Hummrich, M. (2016): Homogenisierung und Heterogenität – Die erziehungswissenschaftlichen Bedeutung eines Spannungsverhätnisses. In: Tertium comparationis. Journal für International und Interkulturell Vergleichende Erziehungswissenschaft. Vol. 22, No. 1, Waxmann Verlag GmbH, Münster. S. 39-58.

Esser, H./ Seuring, J. (2020): Kognitive Homogenisierung, schulische Leistungen und soziale Bildungsungleichheit. In: Zeitschrift für Soziologie. Band 49. Heft 5-6. De Gruyter Oldenbourg. S. 277-301.


Kommentare

Eine Antwort zu „Spannungsfeld Heterogenität und Homogenität – Vorlesung 1“

  1. Avatar von Veronika
    Veronika

    Heterogenität und Homogenität gehören fast immer in Grundschulen dazu. Es kommt in Gruppen häufig zur Homogenisierung, dem stimme ich zu, sowie der vertiefenden Ausführung insbesondere zu den Nachteile dieser. Besonders hervorgehoben wurden die Zuschreibungen der Stereotype die als Nachteil einer Homogenisierung hervorgehen können. In diesem Abschnitt hat jedoch der Aspekt der Heterogenität gefehlt und wie dies im Spannungsfeld zur Homogenisierung steht. Homogenisierung und Heterogenität stehen ständig im Zusammenhang sodass es ohne Homogenität keine Heterogenität geben kann. Jede heterogene Gruppe die „als unterschiedlich markiert werden“ (Hummrich 2016, 47) führt zu einer erneuten Homogenisierung. Im schulischen Bereich kann dieses Spannungsfeld beispielsweise sein, dass eine Klasse gleichaltriger Kinder in einer homogenen Gruppe unterrichtet werden und gleichzeitig jedes Kind individuelle Lernvoraussetzungen hat und die Klasse somit gleichzeitig eine heterogene Gruppe ist (vgl. Hummrich 2016, 49). Lehrkräfte müssen sich in diesem Spannungsfeld bewegen und Schüler*innen gleich behandeln, ohne dass diese Schüler*innen sich ähneln. Die Vielfalt in der Grundschule existiert und sollte auch an den Unterricht angepasst werden um für mehr Chancengleichheit im Unterricht zu sorgen (vgl. Trautmann; Wischer 2011, 148).
    Das persönliche Beispiel aus dem Orientierungspraktikum zeigt deutlich welche Vor- oder auch Nachteile die Homogenisierung mit sich bringen können. Hier hätte der Bezug zum Heterogenen Spannungsfeld eingebracht werden können, indem beispielsweise die unterschiedlichen Lernvoraussetzungen der Schüler*innen genannt werden. Ich denke die Stereotypisierung von weiblichen und männlichen Schüler*innen sieht man in Schulen häufiger, da auch ich dieses Beispiel in meinem Orientierungspraktikum sehen konnte. So wurden Mädchen oft als fleißig und ruhig betitelt und Jungen als laut und unaufmerksam.
    Abschließend wäre die Frage ob Schüler*innen die Homogenisierung in der Schule auffällt ein sehr interessantes Projekt an dem man arbeiten könnte.

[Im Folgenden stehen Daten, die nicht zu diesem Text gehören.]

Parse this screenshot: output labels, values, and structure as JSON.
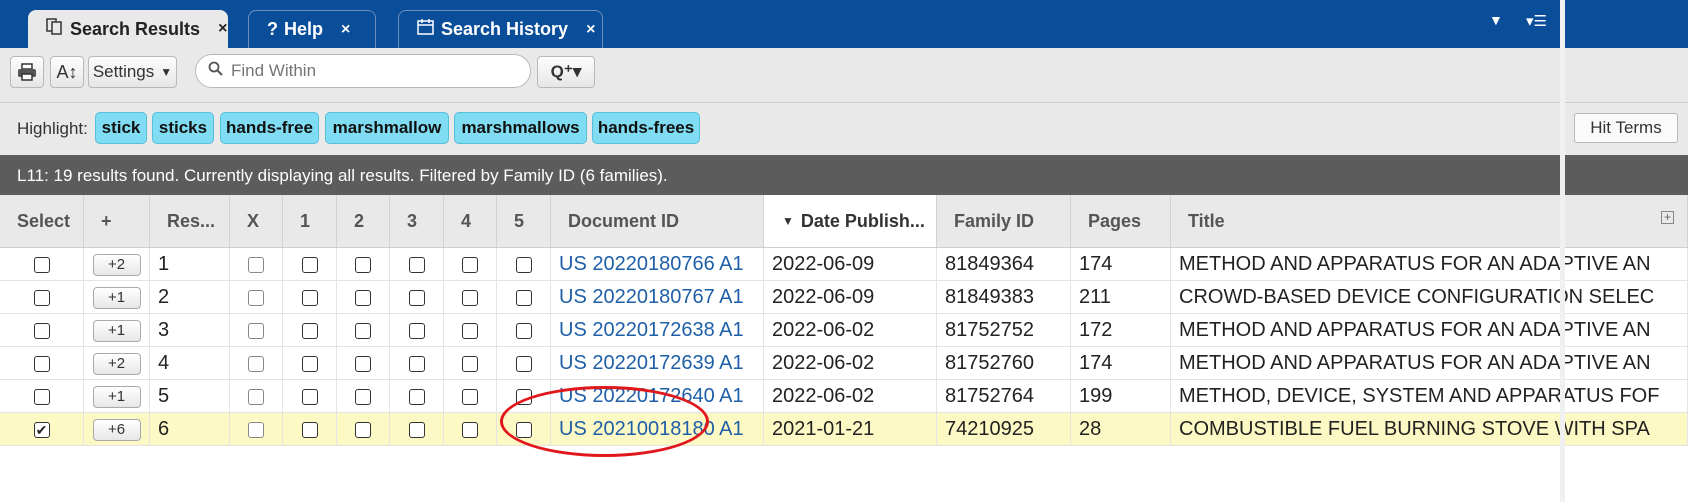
{
  "tabs": [
    {
      "label": "Search Results",
      "icon": "documents-icon",
      "close": "×",
      "active": true
    },
    {
      "label": "Help",
      "icon": "question-icon",
      "close": "×",
      "active": false
    },
    {
      "label": "Search History",
      "icon": "calendar-icon",
      "close": "×",
      "active": false
    }
  ],
  "window_menu": {
    "dropdown": "▼",
    "list_menu": "▾☰"
  },
  "toolbar": {
    "print_icon": "print-icon",
    "font_icon": "A↕",
    "settings_label": "Settings",
    "settings_caret": "▼",
    "search_placeholder": "Find Within",
    "search_options_label": "Q⁺▾"
  },
  "highlight": {
    "label": "Highlight:",
    "terms": [
      "stick",
      "sticks",
      "hands-free",
      "marshmallow",
      "marshmallows",
      "hands-frees"
    ],
    "hit_terms_label": "Hit Terms"
  },
  "status": "L11:  19 results found. Currently displaying all results. Filtered by Family ID (6 families).",
  "columns": [
    "Select",
    "+",
    "Res...",
    "X",
    "1",
    "2",
    "3",
    "4",
    "5",
    "Document ID",
    "Date Publish...",
    "Family ID",
    "Pages",
    "Title"
  ],
  "sort_indicator": "▼",
  "rows": [
    {
      "selected": false,
      "family": "+2",
      "result": "1",
      "doc_id": "US 20220180766 A1",
      "date": "2022-06-09",
      "family_id": "81849364",
      "pages": "174",
      "title": "METHOD AND APPARATUS FOR AN ADAPTIVE AN"
    },
    {
      "selected": false,
      "family": "+1",
      "result": "2",
      "doc_id": "US 20220180767 A1",
      "date": "2022-06-09",
      "family_id": "81849383",
      "pages": "211",
      "title": "CROWD-BASED DEVICE CONFIGURATION SELEC"
    },
    {
      "selected": false,
      "family": "+1",
      "result": "3",
      "doc_id": "US 20220172638 A1",
      "date": "2022-06-02",
      "family_id": "81752752",
      "pages": "172",
      "title": "METHOD AND APPARATUS FOR AN ADAPTIVE AN"
    },
    {
      "selected": false,
      "family": "+2",
      "result": "4",
      "doc_id": "US 20220172639 A1",
      "date": "2022-06-02",
      "family_id": "81752760",
      "pages": "174",
      "title": "METHOD AND APPARATUS FOR AN ADAPTIVE AN"
    },
    {
      "selected": false,
      "family": "+1",
      "result": "5",
      "doc_id": "US 20220172640 A1",
      "date": "2022-06-02",
      "family_id": "81752764",
      "pages": "199",
      "title": "METHOD, DEVICE, SYSTEM AND APPARATUS FOF"
    },
    {
      "selected": true,
      "family": "+6",
      "result": "6",
      "doc_id": "US 20210018180 A1",
      "date": "2021-01-21",
      "family_id": "74210925",
      "pages": "28",
      "title": "COMBUSTIBLE FUEL BURNING STOVE WITH SPA"
    }
  ],
  "colors": {
    "tabbar": "#0a4d99",
    "highlight_term": "#7fdcf2",
    "selected_row": "#fdf9c4",
    "link": "#1e5fa8",
    "annotation": "#e0181c"
  }
}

    Hummrich, M. (2016): Homogenisierung und Heterogenität – Die erziehungswissenschaftlichen Bedeutung eines Spannungsverhätnisses. In: Tertium comparationis. Journal für International und Interkulturell Vergleichende Erziehungswissenschaft. Vol. 22, No. 1, Waxmann Verlag GmbH, Münster. S. 39-58.

    Trautmann, Matthias; Wischer, Beate (2011): Heterogenität in der Schule. Eine kritische Einführung. 1. Aufl. Wiesbaden: VS Verlag für Sozialwissenschaften (Lehrbuch).